Liste des langues par nombre total de locuteurs, on remarque que la 1ère langue africaine est le Swahili (98 millions de locuteurs) suivie par le haoussa (63 millions). Les autres langues notables en Afrique noire et qui n’apparaissent pas dans la liste sont le Dioula, le pulaar, le Yoruba, l’amharique (Ethiopie)…

Alors que le succès planétaire d’une poignée d’artistes aux voix uniques et au charisme indéniable (Youssou Ndour, Papa Wemba, Richard Bona, Rokia traoré, Oumou Sangaré, Koffi Olomidé…)  pourrait laisser penser que la compréhension du message véhiculé par une chanson n’a pas d’importance, rien n’est moins vrai. Les artistes anglo-saxons ont un rayonnement mondial parce que l’anglais est devenu la langue internationale de facto. Si vous demandez votre chemin en Mongolie extérieure ou au Mozambique, il y a fort à parier que vous le ferez en anglais si vous ne connaissez pas les langues locales.

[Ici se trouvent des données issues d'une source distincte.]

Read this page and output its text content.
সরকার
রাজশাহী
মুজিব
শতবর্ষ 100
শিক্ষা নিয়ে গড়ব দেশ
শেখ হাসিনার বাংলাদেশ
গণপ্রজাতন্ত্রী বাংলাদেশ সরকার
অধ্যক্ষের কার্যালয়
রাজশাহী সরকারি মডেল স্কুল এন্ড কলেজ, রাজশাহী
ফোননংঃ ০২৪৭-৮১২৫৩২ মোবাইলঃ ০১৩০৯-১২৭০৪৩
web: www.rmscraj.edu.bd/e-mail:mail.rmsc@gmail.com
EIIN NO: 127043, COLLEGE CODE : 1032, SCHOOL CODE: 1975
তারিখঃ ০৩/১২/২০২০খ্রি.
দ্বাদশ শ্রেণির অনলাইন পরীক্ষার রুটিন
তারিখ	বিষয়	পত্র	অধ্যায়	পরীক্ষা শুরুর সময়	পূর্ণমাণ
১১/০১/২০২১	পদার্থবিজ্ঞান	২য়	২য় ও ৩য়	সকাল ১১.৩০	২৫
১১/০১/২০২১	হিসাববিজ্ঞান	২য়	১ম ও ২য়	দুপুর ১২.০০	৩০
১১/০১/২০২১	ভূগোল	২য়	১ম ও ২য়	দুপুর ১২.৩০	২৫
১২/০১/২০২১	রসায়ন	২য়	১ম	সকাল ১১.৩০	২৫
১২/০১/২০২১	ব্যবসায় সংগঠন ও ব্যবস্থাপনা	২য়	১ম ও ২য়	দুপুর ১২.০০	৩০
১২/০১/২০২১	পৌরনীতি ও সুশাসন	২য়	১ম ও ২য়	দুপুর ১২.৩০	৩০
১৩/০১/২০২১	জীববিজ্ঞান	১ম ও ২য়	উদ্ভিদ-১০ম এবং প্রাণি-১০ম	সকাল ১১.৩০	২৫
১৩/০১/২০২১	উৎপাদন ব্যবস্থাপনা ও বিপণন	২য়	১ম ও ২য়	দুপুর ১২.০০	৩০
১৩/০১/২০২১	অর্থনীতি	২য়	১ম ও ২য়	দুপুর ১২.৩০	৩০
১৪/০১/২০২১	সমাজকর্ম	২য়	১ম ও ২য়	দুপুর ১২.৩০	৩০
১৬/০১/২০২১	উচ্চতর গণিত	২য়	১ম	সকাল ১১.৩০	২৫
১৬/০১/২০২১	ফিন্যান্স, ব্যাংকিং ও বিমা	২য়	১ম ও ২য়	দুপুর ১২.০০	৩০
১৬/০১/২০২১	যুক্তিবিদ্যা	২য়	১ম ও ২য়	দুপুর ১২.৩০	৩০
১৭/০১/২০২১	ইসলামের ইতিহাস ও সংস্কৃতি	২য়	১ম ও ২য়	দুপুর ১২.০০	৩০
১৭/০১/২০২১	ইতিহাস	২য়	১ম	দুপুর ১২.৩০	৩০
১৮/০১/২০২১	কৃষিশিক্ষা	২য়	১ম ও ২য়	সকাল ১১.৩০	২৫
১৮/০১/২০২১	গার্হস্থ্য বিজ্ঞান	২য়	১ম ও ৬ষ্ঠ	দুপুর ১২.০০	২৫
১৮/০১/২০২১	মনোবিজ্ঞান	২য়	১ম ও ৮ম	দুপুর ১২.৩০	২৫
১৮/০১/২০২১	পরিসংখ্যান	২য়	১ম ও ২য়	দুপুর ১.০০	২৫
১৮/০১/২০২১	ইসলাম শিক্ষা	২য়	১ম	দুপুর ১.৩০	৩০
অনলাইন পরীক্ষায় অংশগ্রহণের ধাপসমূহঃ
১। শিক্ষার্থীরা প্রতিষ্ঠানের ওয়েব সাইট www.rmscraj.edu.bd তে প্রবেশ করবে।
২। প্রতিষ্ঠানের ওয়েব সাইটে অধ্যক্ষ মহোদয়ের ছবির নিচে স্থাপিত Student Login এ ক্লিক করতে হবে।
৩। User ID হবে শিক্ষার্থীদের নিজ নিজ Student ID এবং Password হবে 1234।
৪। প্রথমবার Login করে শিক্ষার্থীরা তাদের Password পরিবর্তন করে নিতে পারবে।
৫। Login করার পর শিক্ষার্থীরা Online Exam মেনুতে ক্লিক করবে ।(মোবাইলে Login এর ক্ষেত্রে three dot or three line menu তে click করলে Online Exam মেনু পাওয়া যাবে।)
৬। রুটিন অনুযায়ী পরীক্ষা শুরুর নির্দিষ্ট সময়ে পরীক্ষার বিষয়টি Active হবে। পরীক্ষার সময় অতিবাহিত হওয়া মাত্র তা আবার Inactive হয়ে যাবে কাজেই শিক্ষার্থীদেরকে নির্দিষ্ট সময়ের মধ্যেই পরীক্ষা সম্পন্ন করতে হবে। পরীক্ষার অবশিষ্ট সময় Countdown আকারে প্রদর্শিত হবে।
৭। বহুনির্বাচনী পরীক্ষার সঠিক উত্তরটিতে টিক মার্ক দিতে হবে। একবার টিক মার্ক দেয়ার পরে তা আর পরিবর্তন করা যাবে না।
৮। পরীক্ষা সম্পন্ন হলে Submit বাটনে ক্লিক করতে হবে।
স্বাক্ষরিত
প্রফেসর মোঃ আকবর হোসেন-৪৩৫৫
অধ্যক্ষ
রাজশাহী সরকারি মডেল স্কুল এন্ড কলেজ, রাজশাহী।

Il est donc une question capitale pour un artiste africain qui souhaite conquérir un large public et vivre de sa musique tout en véhiculant, il faut l’espérer, un message positif : qui achète les disques et quels sont les marchés qui permettent de rentabiliser un produit d’exportation comme la musique ? Force est de constater que le marché du disque, déjà difficile en Occident, est pratiquement mort en Afrique. Cette situation est rendue encore plus difficile par la multiplicité des ethnies et des langues qui ne facilitent pas l’internationalisation des artistes.

Il en résulte que l’artiste qui souhaite toucher le plus grand nombre doit choisir avec soin la langue dans laquelle il (ou elle) chante. A fortiori, s’il y a un travail poétique important comme l’on peut l’observer au Cameroun dans les textes de chanteurs comme les regrettés Eboa Lotin, Francis Bebey (chansons en Douala) ou, plus proche de nous, Etienne Mbappé, Richard Bona… Il y a, dans le meilleur des cas, 20000 personnes capables de vaguement comprendre la complexité du Douala authentique dont use Richard Bona dans ses chansons. Fort heureusement, il a cette voix d’ange pour nous faire croire à tout ce qu’il chante même si l’on ne comprend pas un traître mot ! 

Il convient  donc de se demander si Fela Anikulapo Kuti ou Bob Marley aurait eu cet impact mondial si l'un avait chanté en Yoruba tandis que l’autre le faisait exclusivement en créole jamaïcain (patwa).